The chefs in attendance this year were Michael Potter (Picton), Ryan Crawford (Niagara), Steve Mitton (Ottawa), Chris McDonald (Toronto), Bryan Steele (Strafford) and Hiro Yoshida (Toronto).  The wines were pulled out of different barrels with different toast levels, of different ages and from different cooperage houses – but all were French – and all were meant to show the difference a barrel makes on the same wine (all the wines were from the 2009 vintage and all were made using 100% County fruit).

The Food …

Highlights of the night included Ryan Crawfrad’s (Stone Road Grille) Pan-fried Wild BC Halibut with Ndjua sauce.


And Bryan Steele’s (The Old Prune Restaurant) Roulade of Northern Pike and Georgian Bay Lake Trout.  Both fish dishes tied for a very respectable third place for best food of the night.  All the fish course were superb and paired well with their respective Chardonnays.



Second place, food-wise, was the melt in your mouth Crepinette ham hock terrine with pork liver spaetzle and smoked trotter broth (in case you were wondering ‘trotter broth’ is made from pig’s feet).  This dish was cuttable with your fork though it began to melt before it even got to your mouth (and not because of the heat) – delicious.  Prepared by Steve Mitton (Murray Street Restaurant).

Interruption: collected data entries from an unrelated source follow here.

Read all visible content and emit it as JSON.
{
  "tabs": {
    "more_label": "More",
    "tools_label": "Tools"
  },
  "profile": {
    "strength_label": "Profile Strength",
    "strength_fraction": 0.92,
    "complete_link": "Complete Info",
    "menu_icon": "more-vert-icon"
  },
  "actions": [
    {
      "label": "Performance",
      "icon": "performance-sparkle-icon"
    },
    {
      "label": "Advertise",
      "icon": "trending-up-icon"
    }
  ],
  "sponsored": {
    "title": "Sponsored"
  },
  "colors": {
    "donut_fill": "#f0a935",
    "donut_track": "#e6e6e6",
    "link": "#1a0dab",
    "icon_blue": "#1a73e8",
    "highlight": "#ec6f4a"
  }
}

This brings me to the number one food-stuff of the event.  As I said, all the fish dishes were excellent and the best of the night was Hiro Yoshida’s (Hiro Shushi) Assortment of Sushi served rockside (Tuna, French Mackerel and Butterfish – all smoked) – absolutely worth going back for seconds, thirds and quite possibly fourths.



The Wines …


Speaking of fourths, I must have had four tastings of the 2009 South Bay Chardonnay (Dargaud, Medium Plus toast, Les Bertanges forest – France, 2006 barrel) – beautiful fruit flavours and smells with a wisp of smoke, there was vanilla, pear, melon rind and great balancing acidity – this wine was really stunning, and worth every sip.  Balanced with full-on fruit and hints of oak nuances.  Best of all it paired so well with the Hiro Yoshida sushi, or just sipped on its own.  The pairing of this Chardonnay and the Yoshida Sushi was the pairing of the night, they just melded so well together.  Frederic Picard is doing a fabulous job with County Chardonnay, and the accolades are now starting to come in, having just won two major awards for best white (Ontario Wine Awards and Artevino).

On the Pinot Noir side, Norm has done a wonderful job with his ‘09s; the one that really stood out was the 2009 Pinot Noir (Mercurey, Grand Cru toast, Mixed forest – France, 2009 barrel); this just had so much going for it with its’ violet/floral nose, sweet cherry fruit and high acidity – this was a delicate and pretty wine worth sipping on; it worked very well with the Mitton Hock.

Another exciting Barrel/Chef outing showcasing both County wines and local Ontario culinary achievements.  Bravo.